Changing bank accounts doesn’t come naturally to me – I’ve only done it twice in 25 years. But I’m now prepared to move banks 20 times in the next 20 years if I see the need.
The reason for my change of heart is the new Current Account Switch Service, which guarantees to move your account and all linked payments, within seven days. I’ve used it, it worked for me and I’ll use it again.
Until the service arrived last September, I was a loyal and lazy banking consumer.
But when a government-backed service claims to do everything for you in seven working days, and ensures any payments that go astray for 13 months will be redirected, it has to be worth a try.
So I spent 10 minutes filling in an online application form and wandered off to enjoy a weekend. Seven working days later, a text arrived, saying my switch was complete.
My old bank account was automatically closed, and all my payments transferred over without a problem. I can no longer see why anyone would stay with a bank that wasn’t giving them the best possible account for their needs.

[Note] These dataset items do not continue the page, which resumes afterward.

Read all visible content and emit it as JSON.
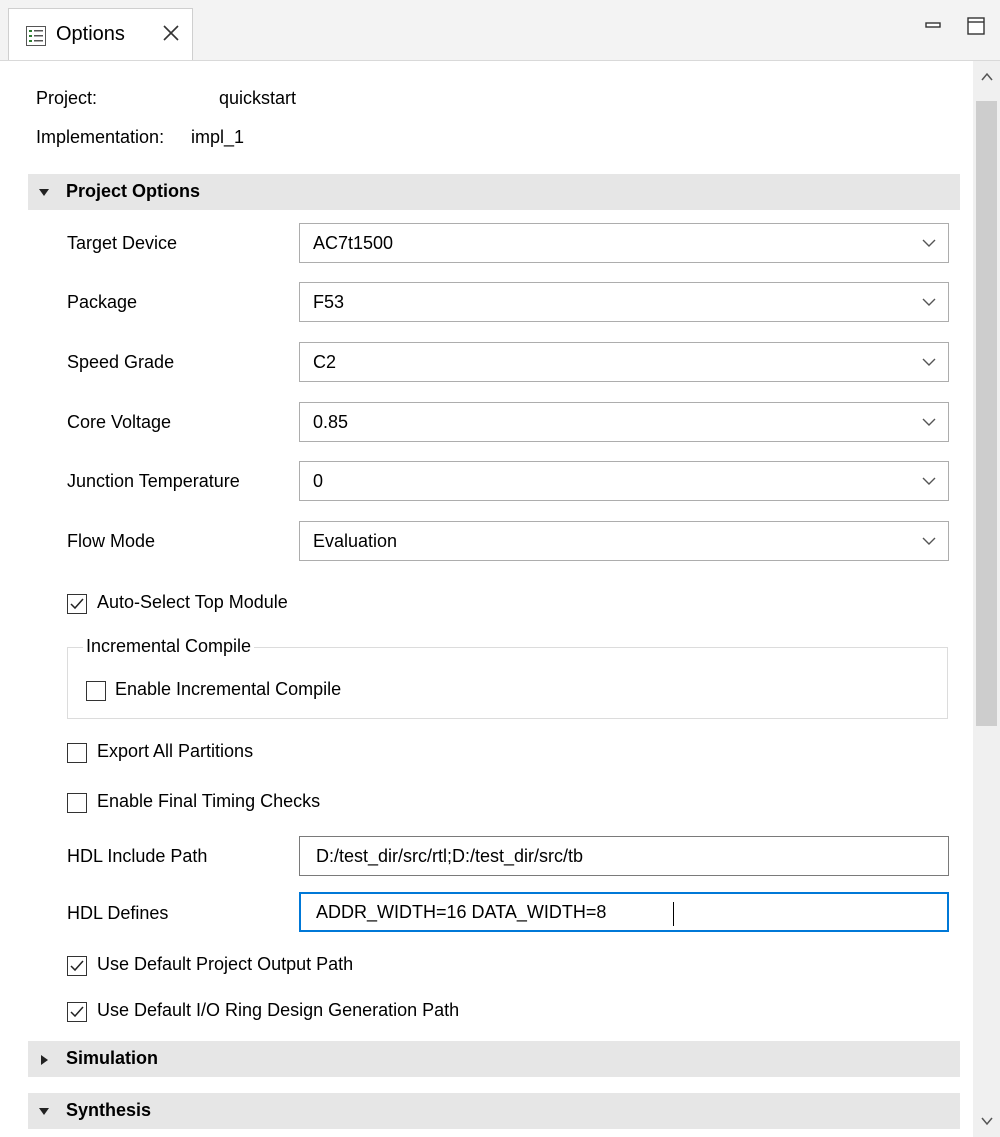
{
  "tab": {
    "title": "Options"
  },
  "info": {
    "project_label": "Project:",
    "project_value": "quickstart",
    "implementation_label": "Implementation:",
    "implementation_value": "impl_1"
  },
  "sections": {
    "project_options": "Project Options",
    "simulation": "Simulation",
    "synthesis": "Synthesis"
  },
  "fields": {
    "target_device": {
      "label": "Target Device",
      "value": "AC7t1500"
    },
    "package": {
      "label": "Package",
      "value": "F53"
    },
    "speed_grade": {
      "label": "Speed Grade",
      "value": "C2"
    },
    "core_voltage": {
      "label": "Core Voltage",
      "value": "0.85"
    },
    "junction_temperature": {
      "label": "Junction Temperature",
      "value": "0"
    },
    "flow_mode": {
      "label": "Flow Mode",
      "value": "Evaluation"
    },
    "hdl_include_path": {
      "label": "HDL Include Path",
      "value": "D:/test_dir/src/rtl;D:/test_dir/src/tb"
    },
    "hdl_defines": {
      "label": "HDL Defines",
      "value": "ADDR_WIDTH=16 DATA_WIDTH=8"
    }
  },
  "checkboxes": {
    "auto_select_top": {
      "label": "Auto-Select Top Module",
      "checked": true
    },
    "incremental_group": "Incremental Compile",
    "enable_incremental": {
      "label": "Enable Incremental Compile",
      "checked": false
    },
    "export_partitions": {
      "label": "Export All Partitions",
      "checked": false
    },
    "final_timing": {
      "label": "Enable Final Timing Checks",
      "checked": false
    },
    "default_output_path": {
      "label": "Use Default Project Output Path",
      "checked": true
    },
    "default_io_ring_path": {
      "label": "Use Default I/O Ring Design Generation Path",
      "checked": true
    }
  },
  "colors": {
    "section_bg": "#e6e6e6",
    "focus_border": "#0078d7",
    "tab_bg": "#f3f3f3"
  }
}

Seven working days to switch
The switching service has its drawbacks; it doesn’t let you compare accounts on price – which is particularly important for those who regularly dip into authorised or unauthorised overdrawn.
Also, not all banks have the same processes for switching. Mine went through smoothly online, but others require phone conversations. And it can take more than seven working days to switch if you’re opening a new account; the seven-day guarantee only kicks in once the new account is open.
These flaws may explain why more people aren’t using it. In the switching service’s first eight months, to the end of April this year, about 650,000 accounts have been moved in this way. It’s around a 14% year-on-year increase, but the numbers are a fraction of the 49m UK bank accounts.
The TNS Current Account Switching Index, which is tracking the service, believes people may still be staying where they are because the alternatives aren’t attractive enough.
The companies that have benefitted are offering something different. Santander, which has a popular cashback account, has gained 22% of switched accounts, and Nationwide Building Society, which offers 5% interest, is consistently increasing switchers. So as banks, building societies and supermarkets, now including Tesco Bank put new current accounts on the market, there is every reason to see whether a switch would benefit you.
The more we switch, the more banks will have to respond to our needs. So I’ll be checking my account against new options regularly and if there’s a better option, I’ll be off.